Beni yakından tanıyanlar bilir Liseyi bitirdikten sonra Pamukkale de bir Motel de çalışmaya başladım. 1980 ler de bu motel bölgenin en büyük ve önemli turistik tesislerinden birisiydi. Bu tesiste 3 yıl çalıştıktan sonra askere gittim, askerlik dönüşü başka iş bilmediğimden yine bir otelde çalışmaya başladım, Resepsiyon memurluğu, Rezervasyon müdürlüğü, otel müdürlüğü ve nihayet otel işletmeciliği dahil uzun yıllar turizmin içinde oldum, ara dönemler başka işler de yaptım fakat yine de Turizmden kopamadım. Kemal Sunal'ın kapıcı filmindeki repliğinde dediği gibi ‘’Otelcilik mesleğimizdir, çok şükür’’ Turizmi okulundan değil de çalışarak yerinden öğrendim, alaylıyım anlayacağınız.

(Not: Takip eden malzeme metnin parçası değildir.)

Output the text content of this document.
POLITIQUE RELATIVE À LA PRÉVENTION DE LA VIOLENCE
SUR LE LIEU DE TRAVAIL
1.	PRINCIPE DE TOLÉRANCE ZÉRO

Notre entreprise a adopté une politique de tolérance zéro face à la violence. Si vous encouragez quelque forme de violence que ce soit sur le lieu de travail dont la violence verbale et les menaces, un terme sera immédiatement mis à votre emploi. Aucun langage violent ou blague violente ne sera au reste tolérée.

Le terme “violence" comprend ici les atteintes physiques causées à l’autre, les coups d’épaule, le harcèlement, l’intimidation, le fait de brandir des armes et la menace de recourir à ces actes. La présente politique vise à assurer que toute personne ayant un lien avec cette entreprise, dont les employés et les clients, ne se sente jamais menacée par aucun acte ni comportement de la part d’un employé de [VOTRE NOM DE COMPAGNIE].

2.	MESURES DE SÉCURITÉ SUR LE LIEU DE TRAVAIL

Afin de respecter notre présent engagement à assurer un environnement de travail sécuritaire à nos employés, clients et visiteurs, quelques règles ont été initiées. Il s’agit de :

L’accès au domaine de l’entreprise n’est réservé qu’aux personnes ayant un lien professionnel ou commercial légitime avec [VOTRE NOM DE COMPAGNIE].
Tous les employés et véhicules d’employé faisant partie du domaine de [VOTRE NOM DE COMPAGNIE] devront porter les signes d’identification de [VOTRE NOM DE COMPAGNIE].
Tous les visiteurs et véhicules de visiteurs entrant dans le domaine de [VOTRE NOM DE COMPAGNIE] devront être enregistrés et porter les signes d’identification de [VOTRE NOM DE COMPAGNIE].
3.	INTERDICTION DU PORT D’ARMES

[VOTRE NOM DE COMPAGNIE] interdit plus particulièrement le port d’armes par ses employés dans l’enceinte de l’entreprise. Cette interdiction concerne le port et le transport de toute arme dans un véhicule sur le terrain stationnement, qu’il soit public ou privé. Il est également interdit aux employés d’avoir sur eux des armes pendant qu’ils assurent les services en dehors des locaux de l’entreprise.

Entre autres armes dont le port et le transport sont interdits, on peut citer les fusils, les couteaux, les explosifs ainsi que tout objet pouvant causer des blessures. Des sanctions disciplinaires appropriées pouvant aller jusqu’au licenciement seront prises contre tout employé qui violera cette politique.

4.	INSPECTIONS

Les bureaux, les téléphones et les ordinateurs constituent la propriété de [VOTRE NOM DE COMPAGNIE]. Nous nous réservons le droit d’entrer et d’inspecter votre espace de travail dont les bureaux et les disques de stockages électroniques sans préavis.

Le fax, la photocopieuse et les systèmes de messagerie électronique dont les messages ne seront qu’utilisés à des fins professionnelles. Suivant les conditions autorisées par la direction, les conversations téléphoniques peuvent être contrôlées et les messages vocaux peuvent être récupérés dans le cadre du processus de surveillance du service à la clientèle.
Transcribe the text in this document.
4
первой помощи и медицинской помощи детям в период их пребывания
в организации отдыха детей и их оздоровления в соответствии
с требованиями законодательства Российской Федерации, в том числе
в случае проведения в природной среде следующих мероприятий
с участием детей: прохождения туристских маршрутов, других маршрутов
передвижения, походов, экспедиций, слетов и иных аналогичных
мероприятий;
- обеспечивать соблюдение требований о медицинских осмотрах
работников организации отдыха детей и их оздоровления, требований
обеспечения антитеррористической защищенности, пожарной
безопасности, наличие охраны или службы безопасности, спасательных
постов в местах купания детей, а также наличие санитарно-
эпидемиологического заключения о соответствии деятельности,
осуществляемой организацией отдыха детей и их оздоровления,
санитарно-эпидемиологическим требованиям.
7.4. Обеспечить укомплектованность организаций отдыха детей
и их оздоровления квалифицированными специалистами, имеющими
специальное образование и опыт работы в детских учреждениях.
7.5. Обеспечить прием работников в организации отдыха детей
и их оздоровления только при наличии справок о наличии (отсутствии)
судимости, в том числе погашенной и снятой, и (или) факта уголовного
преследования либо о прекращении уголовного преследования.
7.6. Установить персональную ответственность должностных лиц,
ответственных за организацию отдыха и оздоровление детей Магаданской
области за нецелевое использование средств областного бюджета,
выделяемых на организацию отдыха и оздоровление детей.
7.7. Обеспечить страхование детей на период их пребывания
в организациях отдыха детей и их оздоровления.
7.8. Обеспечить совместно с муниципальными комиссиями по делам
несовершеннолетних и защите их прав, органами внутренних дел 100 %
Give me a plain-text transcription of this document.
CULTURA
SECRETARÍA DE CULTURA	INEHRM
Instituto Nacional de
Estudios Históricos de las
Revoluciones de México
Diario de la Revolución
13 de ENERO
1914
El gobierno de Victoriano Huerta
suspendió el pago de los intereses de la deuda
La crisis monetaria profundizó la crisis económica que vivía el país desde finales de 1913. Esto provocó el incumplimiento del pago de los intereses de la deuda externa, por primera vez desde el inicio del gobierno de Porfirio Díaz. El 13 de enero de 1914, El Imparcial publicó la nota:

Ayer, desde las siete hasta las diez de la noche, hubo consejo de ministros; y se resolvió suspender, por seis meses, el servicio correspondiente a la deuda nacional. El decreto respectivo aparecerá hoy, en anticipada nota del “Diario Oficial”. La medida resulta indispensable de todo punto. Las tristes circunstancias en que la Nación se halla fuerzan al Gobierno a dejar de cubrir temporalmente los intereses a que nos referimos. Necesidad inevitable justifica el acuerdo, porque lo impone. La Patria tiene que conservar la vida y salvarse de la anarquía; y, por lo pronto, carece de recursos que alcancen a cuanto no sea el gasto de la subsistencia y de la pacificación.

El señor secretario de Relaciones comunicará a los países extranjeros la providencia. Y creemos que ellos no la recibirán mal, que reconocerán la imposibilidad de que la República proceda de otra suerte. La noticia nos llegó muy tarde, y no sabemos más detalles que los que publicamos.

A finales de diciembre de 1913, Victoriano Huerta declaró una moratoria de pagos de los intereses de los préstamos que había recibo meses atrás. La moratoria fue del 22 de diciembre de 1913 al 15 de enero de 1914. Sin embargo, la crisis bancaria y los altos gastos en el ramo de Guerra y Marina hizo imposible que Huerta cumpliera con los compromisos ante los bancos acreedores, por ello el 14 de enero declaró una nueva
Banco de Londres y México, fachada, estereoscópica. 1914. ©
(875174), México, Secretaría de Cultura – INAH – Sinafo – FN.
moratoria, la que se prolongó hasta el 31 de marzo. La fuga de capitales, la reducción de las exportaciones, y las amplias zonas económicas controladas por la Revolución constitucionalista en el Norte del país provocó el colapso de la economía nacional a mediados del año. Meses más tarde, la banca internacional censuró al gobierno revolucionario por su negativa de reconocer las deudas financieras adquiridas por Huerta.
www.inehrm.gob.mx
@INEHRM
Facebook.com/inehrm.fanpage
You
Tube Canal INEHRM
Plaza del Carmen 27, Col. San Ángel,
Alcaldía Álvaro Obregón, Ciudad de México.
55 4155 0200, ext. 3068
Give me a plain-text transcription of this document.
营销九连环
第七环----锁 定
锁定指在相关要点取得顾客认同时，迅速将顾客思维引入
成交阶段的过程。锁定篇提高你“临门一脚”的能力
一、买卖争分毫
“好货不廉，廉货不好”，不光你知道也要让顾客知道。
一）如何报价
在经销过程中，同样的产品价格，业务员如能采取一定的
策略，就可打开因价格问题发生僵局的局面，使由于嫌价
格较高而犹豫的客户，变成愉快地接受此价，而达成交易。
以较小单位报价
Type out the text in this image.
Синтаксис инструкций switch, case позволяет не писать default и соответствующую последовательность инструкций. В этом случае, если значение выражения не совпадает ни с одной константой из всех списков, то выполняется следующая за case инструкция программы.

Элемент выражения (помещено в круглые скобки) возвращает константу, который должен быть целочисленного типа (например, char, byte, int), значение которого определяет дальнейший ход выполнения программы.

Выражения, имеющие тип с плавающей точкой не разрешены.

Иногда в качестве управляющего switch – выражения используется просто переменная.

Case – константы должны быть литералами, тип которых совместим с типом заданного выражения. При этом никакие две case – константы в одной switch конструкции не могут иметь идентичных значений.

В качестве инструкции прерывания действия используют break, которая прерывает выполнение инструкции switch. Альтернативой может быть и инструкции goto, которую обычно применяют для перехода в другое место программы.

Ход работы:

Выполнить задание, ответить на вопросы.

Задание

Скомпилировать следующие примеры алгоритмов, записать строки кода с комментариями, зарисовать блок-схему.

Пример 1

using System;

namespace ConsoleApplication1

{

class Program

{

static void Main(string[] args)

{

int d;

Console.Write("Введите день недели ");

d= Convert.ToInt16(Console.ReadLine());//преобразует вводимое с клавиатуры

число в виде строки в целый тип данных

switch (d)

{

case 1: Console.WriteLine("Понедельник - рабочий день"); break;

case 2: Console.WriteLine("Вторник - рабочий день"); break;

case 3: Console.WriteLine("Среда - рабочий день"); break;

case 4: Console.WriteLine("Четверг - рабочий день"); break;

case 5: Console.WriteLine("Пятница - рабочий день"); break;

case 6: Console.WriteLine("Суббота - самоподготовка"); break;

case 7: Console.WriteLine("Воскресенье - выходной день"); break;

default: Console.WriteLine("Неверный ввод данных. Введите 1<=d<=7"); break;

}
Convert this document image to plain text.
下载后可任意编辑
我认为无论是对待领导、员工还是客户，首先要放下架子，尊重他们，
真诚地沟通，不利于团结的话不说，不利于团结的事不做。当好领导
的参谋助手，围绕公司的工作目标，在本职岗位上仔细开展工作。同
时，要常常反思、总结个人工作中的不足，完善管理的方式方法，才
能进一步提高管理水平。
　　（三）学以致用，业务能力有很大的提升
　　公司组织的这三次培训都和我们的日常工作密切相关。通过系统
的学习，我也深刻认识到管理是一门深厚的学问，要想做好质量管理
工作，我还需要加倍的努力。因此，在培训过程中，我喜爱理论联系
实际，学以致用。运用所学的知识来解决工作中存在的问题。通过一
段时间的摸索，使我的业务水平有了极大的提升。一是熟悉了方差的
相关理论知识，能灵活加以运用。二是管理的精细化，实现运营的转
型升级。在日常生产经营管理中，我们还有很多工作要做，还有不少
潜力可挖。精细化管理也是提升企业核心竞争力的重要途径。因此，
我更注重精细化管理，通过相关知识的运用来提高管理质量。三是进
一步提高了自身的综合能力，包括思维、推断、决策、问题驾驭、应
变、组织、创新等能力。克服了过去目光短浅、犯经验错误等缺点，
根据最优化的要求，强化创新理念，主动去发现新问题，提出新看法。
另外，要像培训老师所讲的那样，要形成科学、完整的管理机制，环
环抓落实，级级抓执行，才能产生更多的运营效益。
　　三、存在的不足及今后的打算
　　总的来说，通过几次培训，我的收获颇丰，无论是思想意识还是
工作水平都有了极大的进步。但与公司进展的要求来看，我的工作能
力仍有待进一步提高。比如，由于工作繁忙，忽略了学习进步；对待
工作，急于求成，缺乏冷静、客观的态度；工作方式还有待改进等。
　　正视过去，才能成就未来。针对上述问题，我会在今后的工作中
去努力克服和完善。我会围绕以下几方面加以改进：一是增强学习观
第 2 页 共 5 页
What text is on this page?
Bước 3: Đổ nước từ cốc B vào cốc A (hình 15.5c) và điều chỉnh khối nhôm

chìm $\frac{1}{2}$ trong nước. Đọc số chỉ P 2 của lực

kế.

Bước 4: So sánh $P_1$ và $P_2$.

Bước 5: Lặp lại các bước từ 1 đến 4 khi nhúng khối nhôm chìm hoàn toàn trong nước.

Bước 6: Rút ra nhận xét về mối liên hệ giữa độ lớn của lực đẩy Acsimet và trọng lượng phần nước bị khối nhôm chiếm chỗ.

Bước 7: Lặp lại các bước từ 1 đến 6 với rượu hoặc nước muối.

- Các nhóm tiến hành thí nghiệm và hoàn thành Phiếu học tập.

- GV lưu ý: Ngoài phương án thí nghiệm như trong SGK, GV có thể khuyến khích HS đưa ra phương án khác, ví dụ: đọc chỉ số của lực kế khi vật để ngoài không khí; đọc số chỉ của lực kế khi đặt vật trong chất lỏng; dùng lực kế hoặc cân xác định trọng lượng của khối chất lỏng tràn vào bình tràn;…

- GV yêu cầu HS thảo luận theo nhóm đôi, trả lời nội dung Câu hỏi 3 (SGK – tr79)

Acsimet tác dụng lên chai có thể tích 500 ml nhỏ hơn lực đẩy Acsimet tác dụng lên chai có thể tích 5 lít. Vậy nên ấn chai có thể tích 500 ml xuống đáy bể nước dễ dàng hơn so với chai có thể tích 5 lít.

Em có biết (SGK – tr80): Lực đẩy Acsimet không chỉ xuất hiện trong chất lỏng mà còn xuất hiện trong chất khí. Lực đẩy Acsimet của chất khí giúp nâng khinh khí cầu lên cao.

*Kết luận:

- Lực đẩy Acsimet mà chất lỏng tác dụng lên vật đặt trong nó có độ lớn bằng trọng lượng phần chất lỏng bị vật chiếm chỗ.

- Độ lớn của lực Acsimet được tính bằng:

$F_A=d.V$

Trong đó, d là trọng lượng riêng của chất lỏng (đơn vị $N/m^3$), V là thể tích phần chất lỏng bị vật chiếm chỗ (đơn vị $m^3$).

Bu kadar gereksiz bilgiyi niçin anlattığımı merak edenleri olabilir anlatalım efendim. Malumunuz 07 Aralık 2023 günü Reisimiz aniden Yunanistan’a gitti ve dönüşünde medya leşkerlerimiz müjdeyi manşetlerinden verdiler, efendim neymiş on tane Yunan adasına vizesiz gidebilecekmişiz. Ertesi günü Yunanistan Göç Bakanı Dimitris Kairidis, Türkiye ile yapılan anlaşma çerçevesinde Türk vatandaşların bir hafta boyunca vizesiz ziyaret edebileceği adaları açıkladı, bu adalar Limni, Midilli, Sakız, Sisam, Leros, Kalimnos, İstanköy, Rodos, Sömbeki, Kasteloris adaları. Bu adaların birçoğuna günübirlik feribot seferlerimiz zaten vardı, bu adaların birçoğu burnumuzun dibinde, sahillerimizden bağırsak sesimizin duyulacağı mesafede bulunmakta, havanın iyi olduğu günlerde çıplak gözle baktığınızda adaların insanlarını görmeniz olası.
Eski bir yazımda biz Türklerin boykot işini pek beceremediğimizden uzun uzun bahsetmiştim, ne kadar haklı olduğum bu Yunan adaları konusunda bir kere daha kanıtlandı. Yılbaşında yurdum insanı yine Yunan adalarına akın etti.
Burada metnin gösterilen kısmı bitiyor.